Check whether the load is successful

$ ls /dev/snd

检测环境

After successfully loading, run the ls /dev/snd command to see that the audio control node, the recording and playback node of pcm, has been generated.

Recording test methods

#Capture the recording of the 4-channel microphone for 5 seconds:
$ sudo tinycap ./4chn_test.wav -D 0 -d 0 -c 4 -b 16 -r 48000 -p 512 -n 4 -t 5
#Capture the recording of the 2-channel microphone for 5 seconds:
$ sudo tinycap ./2chn_test.wav -D 0 -d 0 -c 2 -b 16 -r 48000 -p 512 -n 4 -t 5

Play

#Play 2-channel audio (4-channel recording is not supported) :
$ sudo tinyplay ./2chn_test.wav -D 0 -d 1

You can use a speaker or a 3.5mm earbud to access the jack of the U4 to listen to the effect, or you can pull the audio file from the system to the computer for playback.

Voice control is advanced

Is it possible to redefine the functionality of voice control? The answer is, it must be!

You can modify the definition and configuration of command words in the intelligent speech recognition node, and at the same time modify the control policy for custom command words in the voice control node, or directly add a voice control APP.
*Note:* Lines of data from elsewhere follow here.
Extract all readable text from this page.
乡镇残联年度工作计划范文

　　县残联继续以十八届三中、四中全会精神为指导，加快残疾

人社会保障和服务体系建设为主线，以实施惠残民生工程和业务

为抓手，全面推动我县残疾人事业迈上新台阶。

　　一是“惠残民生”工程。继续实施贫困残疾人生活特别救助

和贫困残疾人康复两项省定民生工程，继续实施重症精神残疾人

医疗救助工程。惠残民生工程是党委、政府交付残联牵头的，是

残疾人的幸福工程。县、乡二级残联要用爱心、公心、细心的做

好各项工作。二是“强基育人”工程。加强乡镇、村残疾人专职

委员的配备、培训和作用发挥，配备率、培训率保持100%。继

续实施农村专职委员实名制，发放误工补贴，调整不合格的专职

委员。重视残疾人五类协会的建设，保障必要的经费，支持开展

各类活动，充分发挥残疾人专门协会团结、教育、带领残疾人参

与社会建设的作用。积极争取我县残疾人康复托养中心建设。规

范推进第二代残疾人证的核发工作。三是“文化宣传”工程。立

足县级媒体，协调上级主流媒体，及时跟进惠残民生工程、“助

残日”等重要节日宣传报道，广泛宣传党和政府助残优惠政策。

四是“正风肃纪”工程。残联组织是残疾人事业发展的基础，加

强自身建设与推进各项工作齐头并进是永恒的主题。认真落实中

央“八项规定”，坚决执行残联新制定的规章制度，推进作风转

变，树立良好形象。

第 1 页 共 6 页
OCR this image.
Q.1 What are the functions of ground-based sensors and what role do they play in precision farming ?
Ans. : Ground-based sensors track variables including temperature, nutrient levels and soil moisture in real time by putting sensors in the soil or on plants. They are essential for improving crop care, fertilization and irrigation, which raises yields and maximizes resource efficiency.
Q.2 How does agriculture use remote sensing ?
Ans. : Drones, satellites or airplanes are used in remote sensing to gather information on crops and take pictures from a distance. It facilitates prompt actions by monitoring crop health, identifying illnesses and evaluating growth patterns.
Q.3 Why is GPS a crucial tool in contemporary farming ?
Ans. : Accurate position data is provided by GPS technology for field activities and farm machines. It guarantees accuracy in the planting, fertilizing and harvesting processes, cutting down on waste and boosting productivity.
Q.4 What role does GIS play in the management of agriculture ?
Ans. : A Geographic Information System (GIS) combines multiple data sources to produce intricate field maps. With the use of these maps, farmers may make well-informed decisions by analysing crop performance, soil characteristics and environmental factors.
In the Intelligent Speech Recognition Node, the configuration files of the device wake word and command word are in the /opt/tros/lib/hobot_audio/config/hrsc/cmd_word.json file (of course, if the user copies this config folder to another path, the actual configuration path shall prevail), and the default configuration is as follows:

{
    "cmd_word": [
    "Hello",
    "Move on",
    "Back up",
    "Turn left",
    "Turn right",
    "Stop moving"
    ]
}

The first word is the wake word. So how do you do that with the commands after that?

命令修改

This function is defined in audio_control\src\audio_control_engine.cpp, you only need to modify the keywords here and add the corresponding function operation to DIY by yourself.